You can do this by making sure you:


(1)    Have a good “Study Bible” – if you don’t, then go out and buy one – the best study bibles are: NASB, Ryrie Study Bible; or ESV, The Reformation Study Bible; or NASB, The Zondervan Study Bible;

(2)    Read the footnote on each verse – look up any verses the footnote refers to;

(3)    Notice the little letters next to certain key words or ideas – for example: in the NASB Ryrie Study Bible in Luke 11:42 it says – 42 aBut woe to you Pharisees! For you bpay tithe of mint and rue and every kind of garden herb, and yet disregard justice and the love of God; but these are the things you should have done without neglecting the others.” Those little letters a& brefer to notes on the sides of the page or in the middle column between the Scriptures that tell us where to find similar concepts in other parts of Scripture, specifically à bpay tithe of mint and rue” – refers to Leviticus 27:30 and Luke 18:12.

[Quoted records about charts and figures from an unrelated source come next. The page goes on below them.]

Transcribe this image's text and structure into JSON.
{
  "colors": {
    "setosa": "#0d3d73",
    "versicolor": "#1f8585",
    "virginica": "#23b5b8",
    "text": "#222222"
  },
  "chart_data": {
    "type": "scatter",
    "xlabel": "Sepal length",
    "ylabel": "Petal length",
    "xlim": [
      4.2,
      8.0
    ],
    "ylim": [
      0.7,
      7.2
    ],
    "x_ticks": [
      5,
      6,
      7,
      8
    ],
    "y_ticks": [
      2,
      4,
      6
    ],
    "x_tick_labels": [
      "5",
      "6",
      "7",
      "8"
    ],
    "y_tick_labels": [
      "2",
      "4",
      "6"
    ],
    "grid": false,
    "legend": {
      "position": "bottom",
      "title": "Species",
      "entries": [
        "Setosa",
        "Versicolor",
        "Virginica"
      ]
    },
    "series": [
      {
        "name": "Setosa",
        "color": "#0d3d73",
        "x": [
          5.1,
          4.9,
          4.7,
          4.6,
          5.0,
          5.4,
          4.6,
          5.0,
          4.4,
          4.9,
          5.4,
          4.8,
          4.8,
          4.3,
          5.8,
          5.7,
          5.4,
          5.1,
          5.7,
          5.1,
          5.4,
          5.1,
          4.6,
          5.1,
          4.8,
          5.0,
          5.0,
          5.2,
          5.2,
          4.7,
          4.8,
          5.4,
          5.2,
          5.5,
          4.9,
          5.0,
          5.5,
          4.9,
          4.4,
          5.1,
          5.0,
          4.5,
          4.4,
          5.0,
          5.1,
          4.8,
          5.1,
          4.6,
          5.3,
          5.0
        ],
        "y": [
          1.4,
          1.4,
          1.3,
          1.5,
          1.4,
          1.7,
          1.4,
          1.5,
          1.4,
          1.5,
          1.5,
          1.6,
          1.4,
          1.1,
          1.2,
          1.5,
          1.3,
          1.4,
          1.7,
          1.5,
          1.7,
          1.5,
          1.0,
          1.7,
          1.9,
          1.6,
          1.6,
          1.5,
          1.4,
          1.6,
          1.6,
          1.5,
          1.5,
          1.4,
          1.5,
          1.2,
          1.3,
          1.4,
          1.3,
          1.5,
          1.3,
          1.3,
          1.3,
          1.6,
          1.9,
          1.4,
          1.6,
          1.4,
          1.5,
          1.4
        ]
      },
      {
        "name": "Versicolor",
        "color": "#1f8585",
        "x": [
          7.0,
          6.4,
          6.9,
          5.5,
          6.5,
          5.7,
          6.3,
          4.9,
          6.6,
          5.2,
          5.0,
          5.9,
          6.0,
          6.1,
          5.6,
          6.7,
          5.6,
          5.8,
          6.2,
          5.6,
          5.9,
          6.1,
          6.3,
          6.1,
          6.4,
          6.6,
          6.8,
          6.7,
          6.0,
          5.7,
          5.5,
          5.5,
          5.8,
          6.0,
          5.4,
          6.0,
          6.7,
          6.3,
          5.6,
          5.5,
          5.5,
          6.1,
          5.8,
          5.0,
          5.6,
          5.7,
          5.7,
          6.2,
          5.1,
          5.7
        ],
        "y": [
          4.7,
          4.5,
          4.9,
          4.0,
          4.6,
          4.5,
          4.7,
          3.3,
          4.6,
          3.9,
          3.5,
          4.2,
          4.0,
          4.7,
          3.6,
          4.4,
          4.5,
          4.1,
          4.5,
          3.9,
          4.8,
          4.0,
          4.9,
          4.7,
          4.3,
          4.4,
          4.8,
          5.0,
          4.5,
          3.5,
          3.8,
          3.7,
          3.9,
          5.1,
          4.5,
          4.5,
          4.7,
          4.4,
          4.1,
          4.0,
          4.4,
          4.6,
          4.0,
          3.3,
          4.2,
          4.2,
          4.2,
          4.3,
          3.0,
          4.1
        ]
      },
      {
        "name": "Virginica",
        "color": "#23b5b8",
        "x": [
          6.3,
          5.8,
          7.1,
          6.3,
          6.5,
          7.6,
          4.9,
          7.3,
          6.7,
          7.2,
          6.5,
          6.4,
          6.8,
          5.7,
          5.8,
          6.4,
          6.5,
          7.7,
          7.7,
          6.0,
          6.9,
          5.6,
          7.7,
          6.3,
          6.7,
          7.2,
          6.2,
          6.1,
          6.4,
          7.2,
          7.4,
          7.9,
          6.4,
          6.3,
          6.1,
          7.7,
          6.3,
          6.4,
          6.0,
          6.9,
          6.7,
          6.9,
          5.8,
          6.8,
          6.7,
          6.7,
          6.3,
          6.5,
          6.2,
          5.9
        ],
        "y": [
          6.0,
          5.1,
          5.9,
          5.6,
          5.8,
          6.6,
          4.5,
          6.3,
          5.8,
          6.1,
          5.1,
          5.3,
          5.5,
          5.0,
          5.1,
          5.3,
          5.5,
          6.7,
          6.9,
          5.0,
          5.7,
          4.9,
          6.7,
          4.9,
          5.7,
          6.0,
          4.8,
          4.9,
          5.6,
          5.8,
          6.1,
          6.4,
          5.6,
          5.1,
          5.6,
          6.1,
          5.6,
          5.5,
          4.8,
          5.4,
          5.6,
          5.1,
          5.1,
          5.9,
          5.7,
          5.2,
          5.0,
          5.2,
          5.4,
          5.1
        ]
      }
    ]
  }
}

(4)    Understand the immediate context – for example: the immediate context of Luke 11:42 is 11:37-53 à in these verses, Jesus was judged by a Pharisee for a non-essential (i.e., not washing before eating – Luke 11:38).  Since the idea of washing before a meal is not in Scripture (anywhere), but rather is a made up human law, Jesus took the opportunity to rebuke the Pharisees for being legalistic, and yet having a wrong heart, which leads people away from the LORD and His intent in the Scriptures.


Put all the above together and you will have a better understanding of how Jesus’ rebuke of the Pharisees applies to modern “Christian Pharisees” è in essence Jesus is saying the same thing that was said in the above mentioned article:


“Holiness, in other words, can’t [take on an external expression]—it can only be cultivated through the practices of the Christian life.”